While Poland's accession neighbors have created state funds, often using revenue from privatization to finance environmental clean-up programs, the dominant aim of this country's legislation on contaminated soil seems to be to shift responsibility for clean-ups from the state to private entities, say lawyers. Legislation introduced in September 2001 meant that within weeks after that date, all landowners suddenly found themselves liable for contamination on their land.

Those who were already in possession of land on October 1, 2001 can only avoid liability for contamination that they can prove they didn't cause. And then only if that proof is presented in a report to the local authority (starosta) and filed before June 30, 2004. And since little has been done to publicize the legislation, many of those affected are probably not even aware of their situation. Anyone who has bought land after October 1, 2001 is entirely liable for any contamination on their land.

Though the legislation will inevitably hit property prices, environmental consultants differ over the legislation's implications for the population's purses.

Waleria Skarzynska, an attorney and head of environmental practice at Clifford Chance, another international law firm, is less breezy, pointing out that a lot of contamination is connected to ubiquitous fuel-related activities.

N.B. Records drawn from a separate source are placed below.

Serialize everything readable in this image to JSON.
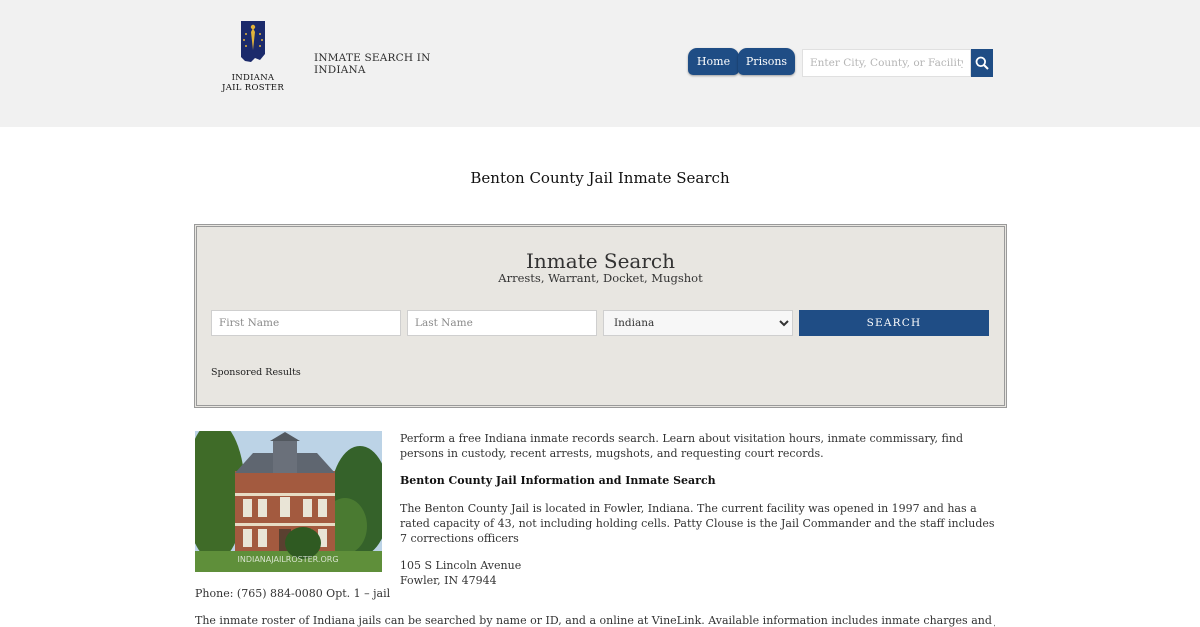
{
  "header": {
    "logo_line1": "INDIANA",
    "logo_line2": "JAIL ROSTER",
    "site_title": "INMATE SEARCH IN INDIANA",
    "nav": {
      "home": "Home",
      "prisons": "Prisons"
    },
    "search_placeholder": "Enter City, County, or Facility"
  },
  "page_title": "Benton County Jail Inmate Search",
  "search_panel": {
    "title": "Inmate Search",
    "subtitle": "Arrests, Warrant, Docket, Mugshot",
    "first_name_placeholder": "First Name",
    "last_name_placeholder": "Last Name",
    "state_selected": "Indiana",
    "search_label": "SEARCH",
    "sponsored": "Sponsored Results"
  },
  "content": {
    "intro": "Perform a free Indiana inmate records search. Learn about visitation hours, inmate commissary, find persons in custody, recent arrests, mugshots, and requesting court records.",
    "heading": "Benton County Jail Information and Inmate Search",
    "description": "The Benton County Jail is located in Fowler, Indiana. The current facility was opened in 1997 and has a rated capacity of 43, not including holding cells. Patty Clouse is the Jail Commander and the staff includes 7 corrections officers",
    "address_line1": "105 S Lincoln Avenue",
    "address_line2": "Fowler, IN 47944",
    "phone": "Phone: (765) 884-0080 Opt. 1 – jail",
    "truncated": "The inmate roster of Indiana jails can be searched by name or ID, and a online at VineLink. Available information includes inmate charges and jail status, booking"
  },
  "image": {
    "watermark": "INDIANAJAILROSTER.ORG"
  },
  "colors": {
    "accent": "#1f4d85",
    "header_bg": "#f1f1f1",
    "panel_bg": "#e8e6e1"
  }
}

But all agree that the legislation ensures that clean-up in Poland will be unusually difficult and needlessly expensive. EU states are rapidly embracing a risk-assessment approach to clean-up, widely accepted as being the most practical and amenable method for business interests. But this government has implemented standards stringent beyond any requirement in a rigid benchmarking approach, despite the fact that bench-marking has now been abandoned as impractical, even by the Dutch who invented it. The resulting legislation, according to Jerzy Kollajtis, principal at the local branch of U.S. environmental consultancy Environ, "is an enormous headache for both individuals and business that simply need never have happened."

Both lawyers and consultants also point out inconsistencies in the legislation itself, which add to the difficulty of actually implementing it. Meanwhile, according to Skarzynska, the fact that there is no policy on enforcement of the legislation means that controls are likely to be arbitrary. There is nothing, she concedes, to prevent local authorities from issuing selective clean-up orders, or using the threat of such an order as a political bargaining tool.

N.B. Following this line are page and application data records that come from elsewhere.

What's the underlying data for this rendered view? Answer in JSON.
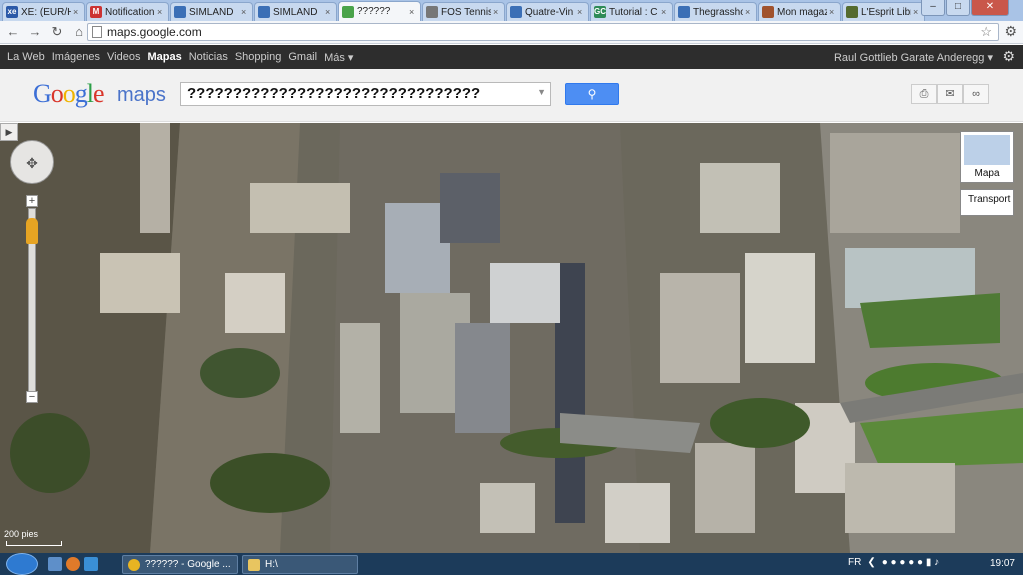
{
  "browser": {
    "tabs": [
      {
        "label": "XE: (EUR/H",
        "icon_text": "xe",
        "color": "#2b59a8"
      },
      {
        "label": "Notification",
        "icon_text": "M",
        "color": "#cc3333"
      },
      {
        "label": "SIMLAND",
        "icon_text": "",
        "color": "#3b6fb6"
      },
      {
        "label": "SIMLAND",
        "icon_text": "",
        "color": "#3b6fb6"
      },
      {
        "label": "??????",
        "icon_text": "",
        "color": "#4aa34a"
      },
      {
        "label": "FOS Tennis",
        "icon_text": "",
        "color": "#777777"
      },
      {
        "label": "Quatre-Vin",
        "icon_text": "",
        "color": "#3b6fb6"
      },
      {
        "label": "Tutorial : C",
        "icon_text": "GC",
        "color": "#2e8b57"
      },
      {
        "label": "Thegrassho",
        "icon_text": "",
        "color": "#3b6fb6"
      },
      {
        "label": "Mon magaz",
        "icon_text": "",
        "color": "#a0522d"
      },
      {
        "label": "L'Esprit Libr",
        "icon_text": "",
        "color": "#556b2f"
      }
    ],
    "active_tab_index": 4,
    "url": "maps.google.com",
    "window_controls": {
      "minimize": "–",
      "maximize": "□",
      "close": "✕"
    }
  },
  "google_bar": {
    "items": [
      "La Web",
      "Imágenes",
      "Videos",
      "Mapas",
      "Noticias",
      "Shopping",
      "Gmail",
      "Más ▾"
    ],
    "selected": "Mapas",
    "user": "Raul Gottlieb Garate Anderegg ▾"
  },
  "header": {
    "logo": "Google",
    "logo_suffix": "maps",
    "search_value": "????????????????????????????????",
    "search_button_icon": "search-icon"
  },
  "map": {
    "map_type_label": "Mapa",
    "transport_label": "Transport",
    "scale_label": "200 pies"
  },
  "taskbar": {
    "tasks": [
      {
        "label": "?????? - Google ...",
        "color": "#e8b422"
      },
      {
        "label": "H:\\",
        "color": "#e8c560"
      }
    ],
    "language": "FR",
    "clock": "19:07"
  },
  "colors": {
    "google_blue": "#4a73c9",
    "search_button": "#4d8ef3",
    "gbar_bg": "#2d2d2d",
    "taskbar_bg": "#1c3b5a"
  }
}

Almost all involved point out the potentially disastrous effects for business: "We hear in the news that Poland wants to welcome new investors, but down on the ground, we see a different story," says Tomasz Patomir, environmental lawyer with international firm Baker and McKenzie.

Meanwhile, both Jerzy Kollajtis and Magdalena Trybuch, director of Environ, point to the implications for Polish businesses within the EU.

The law will also have a disastrous impact on the Intergrated Pollution Prevention and Control (IPPC) permit negotiations now ongoing within many businesses, argues Jerzy Kollajtis, who says that none of the IPPC documents include, to Environ's knowledge, full data on soil contamination.

How is it possible that the government could have landed its citizens with such a crippling package of legislation? Most point to the government's top-down approach to legislation, and ubiquitous patronage networks.

The prevailing political culture is, consultants say, not only incompatible with, but positively threatened by, open consultation and official lobbying.